Shaurya Vijay Yatra Flagged Off at the National War Memorial for Kargil Vijay Diwas

The Shaurya Vijay Yatra motorcycle expedition rolled out of the National War Memorial in New Delhi on 14 July 2026, flagged off by Defence Minister Rajnath Singh as part of the national observance of Kargil Vijay Diwas 2026. Twenty eight riders will cover 1,900 kilometres over 13 days to the Kargil War Memorial at Dras, in Ladakh, honouring the soldiers who won the 1999 Kargil War.

The riders are serving and retired forces personnel along with their family members. The expedition rides under the line "One Ride, One Nation, One Salute."

Shaurya Vijay Yatra carries sacred soil to Dras

The column carries an urn of soil lifted from the National War Memorial, to be offered at Kargil in memory of the fallen. When that soil meets the ground at Kargil, Rajnath Singh said, it would mark the meeting of the present generation's reverence and the valour of the country's heroes. The urn travels the full length of the route and will be set down at the Kargil War Memorial itself.

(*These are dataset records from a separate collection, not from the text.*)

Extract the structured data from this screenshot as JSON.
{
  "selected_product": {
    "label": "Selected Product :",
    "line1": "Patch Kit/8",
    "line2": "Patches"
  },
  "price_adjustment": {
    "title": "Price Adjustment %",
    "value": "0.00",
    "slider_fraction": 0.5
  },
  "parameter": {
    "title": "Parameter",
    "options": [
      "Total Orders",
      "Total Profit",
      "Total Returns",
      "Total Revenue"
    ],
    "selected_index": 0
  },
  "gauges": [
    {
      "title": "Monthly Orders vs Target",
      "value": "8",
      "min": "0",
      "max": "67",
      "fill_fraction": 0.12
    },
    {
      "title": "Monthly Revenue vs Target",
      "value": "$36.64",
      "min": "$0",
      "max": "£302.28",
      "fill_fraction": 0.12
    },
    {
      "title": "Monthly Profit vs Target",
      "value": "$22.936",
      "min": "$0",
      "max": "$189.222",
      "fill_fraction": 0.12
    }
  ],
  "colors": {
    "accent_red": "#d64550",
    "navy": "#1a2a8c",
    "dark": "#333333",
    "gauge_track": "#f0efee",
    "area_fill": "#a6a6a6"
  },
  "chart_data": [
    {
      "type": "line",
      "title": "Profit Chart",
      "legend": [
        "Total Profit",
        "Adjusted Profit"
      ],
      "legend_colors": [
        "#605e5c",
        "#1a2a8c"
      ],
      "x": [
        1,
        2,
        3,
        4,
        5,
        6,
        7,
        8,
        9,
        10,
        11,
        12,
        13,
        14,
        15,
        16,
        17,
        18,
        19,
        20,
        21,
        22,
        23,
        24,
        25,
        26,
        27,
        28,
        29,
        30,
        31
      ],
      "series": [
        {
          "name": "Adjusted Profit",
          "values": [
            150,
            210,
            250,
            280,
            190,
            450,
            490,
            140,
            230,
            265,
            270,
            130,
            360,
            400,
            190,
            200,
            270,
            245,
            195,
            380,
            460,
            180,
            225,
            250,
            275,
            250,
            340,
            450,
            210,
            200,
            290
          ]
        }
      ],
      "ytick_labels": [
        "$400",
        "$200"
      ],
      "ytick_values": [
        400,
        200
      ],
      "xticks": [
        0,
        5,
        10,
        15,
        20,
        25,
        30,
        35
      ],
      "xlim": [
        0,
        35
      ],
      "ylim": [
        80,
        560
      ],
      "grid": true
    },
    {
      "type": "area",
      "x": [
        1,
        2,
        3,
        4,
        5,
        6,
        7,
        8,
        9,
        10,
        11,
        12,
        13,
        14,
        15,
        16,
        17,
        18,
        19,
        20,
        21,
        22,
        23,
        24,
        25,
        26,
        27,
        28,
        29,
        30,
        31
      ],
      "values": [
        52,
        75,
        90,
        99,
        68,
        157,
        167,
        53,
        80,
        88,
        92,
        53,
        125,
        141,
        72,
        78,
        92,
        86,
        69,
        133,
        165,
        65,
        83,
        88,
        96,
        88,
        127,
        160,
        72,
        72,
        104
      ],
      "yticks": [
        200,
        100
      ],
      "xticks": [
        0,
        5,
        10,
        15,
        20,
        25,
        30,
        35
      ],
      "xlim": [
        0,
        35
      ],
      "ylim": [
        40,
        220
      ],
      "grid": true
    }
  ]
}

The route runs north from Delhi through the demanding terrain of the northern Himalayas. Along the way the riders will halt at the Chandimandir War Memorial, the Rezang La War Memorial and the Leh War Memorial, and will meet and felicitate Veer Naris. The run closes at the Kargil War Memorial on 26 July, Kargil Vijay Diwas itself.

The Defence Minister's tribute at the flag off

Rajnath Singh placed Operation Vijay above the category of a military result. He called it a golden chapter of courage, patience, discipline and patriotism, one that armies elsewhere still study and regard with respect. Near 20,000 feet, in cold that fell to minus 40 degrees, the soldiers reclaimed every peak, hill and bunker from enemy hands and held the honour of the Tricolour, he said. The victory, in his words, is India's enduring resolve to answer any hostile gaze on its land, its identity and its honour with full might.

He named the men he had come to honour. Gratitude went to the Param Vir Chakra awardees Captain Vikram Batra, Lieutenant Manoj Kumar Pandey, and the surviving recipients Subedar Major (Honorary Captain) Yogendra Singh Yadav (Retd) and Subedar Major (Honorary Captain) Sanjay Kumar (Retd), whose example, he said, would carry to the young and to those who come after.

A date the war turned on

The choice of 14 July for the flag off has its own weight. On this day in 1999, Indian forces regained control of most of the commanding heights across the Dras, Kargil and Batalik sectors, the turn that settled the war. Point 5140 above Dras, taken in that phase, was climbed again this week by serving soldiers and veterans of the Regiment of Artillery, in a separate leg of the same fortnight of commemoration.

Every 26 July, India marks the close of Operation Vijay, when the armed forces cleared the heights held by Pakistani intruders. That war ran through the high summer, fought yard by yard up near vertical slopes.

A commemoration that leans on the road, not the podium

The motorcycle format is a choice. It puts Kargil in front of people along a public route rather than inside a hall, and it drew National Cadet Corps cadets to the flag off. The Shaurya Vijay Yatra brings together serving officers, veterans and civilians from across the country, Rajnath Singh said, with one Tricolour and one Nation behind a shared reverence for the heroes. He told the gathering that the defence of the country's freedom happens not only at the borders but in the memories and values a nation keeps.

The National War Memorial, where the ride began, carries the country's fallen across its concentric walls, including the personnel named earlier this year from Operation Sindoor. The flag off adds to a run of appearances the Defence Minister has made before soldiers this summer, from the Eastern Air Command in Shillong to the capital's memorial precinct, with the Ministry of Defence keeping the memorial at the centre of this year's Kargil calendar.

Who saw the riders off

The ground the column now retraces is the country the Indian Army fought over in 1999, from the plains up to the passes above Dras, where the last heights fell in late July. Chief of Defence Staff General NS Raja Subramani and Chief of the Army Staff General Dhiraj Seth were among the senior officers who saw the riders off at the memorial.

Over the next 13 days the column holds to a fixed schedule through Punjab, Himachal Pradesh and Ladakh. The 28 riders reach Dras on 26 July, the urn of National War Memorial soil still with them, for the wreath laying at the Kargil War Memorial that closes the run.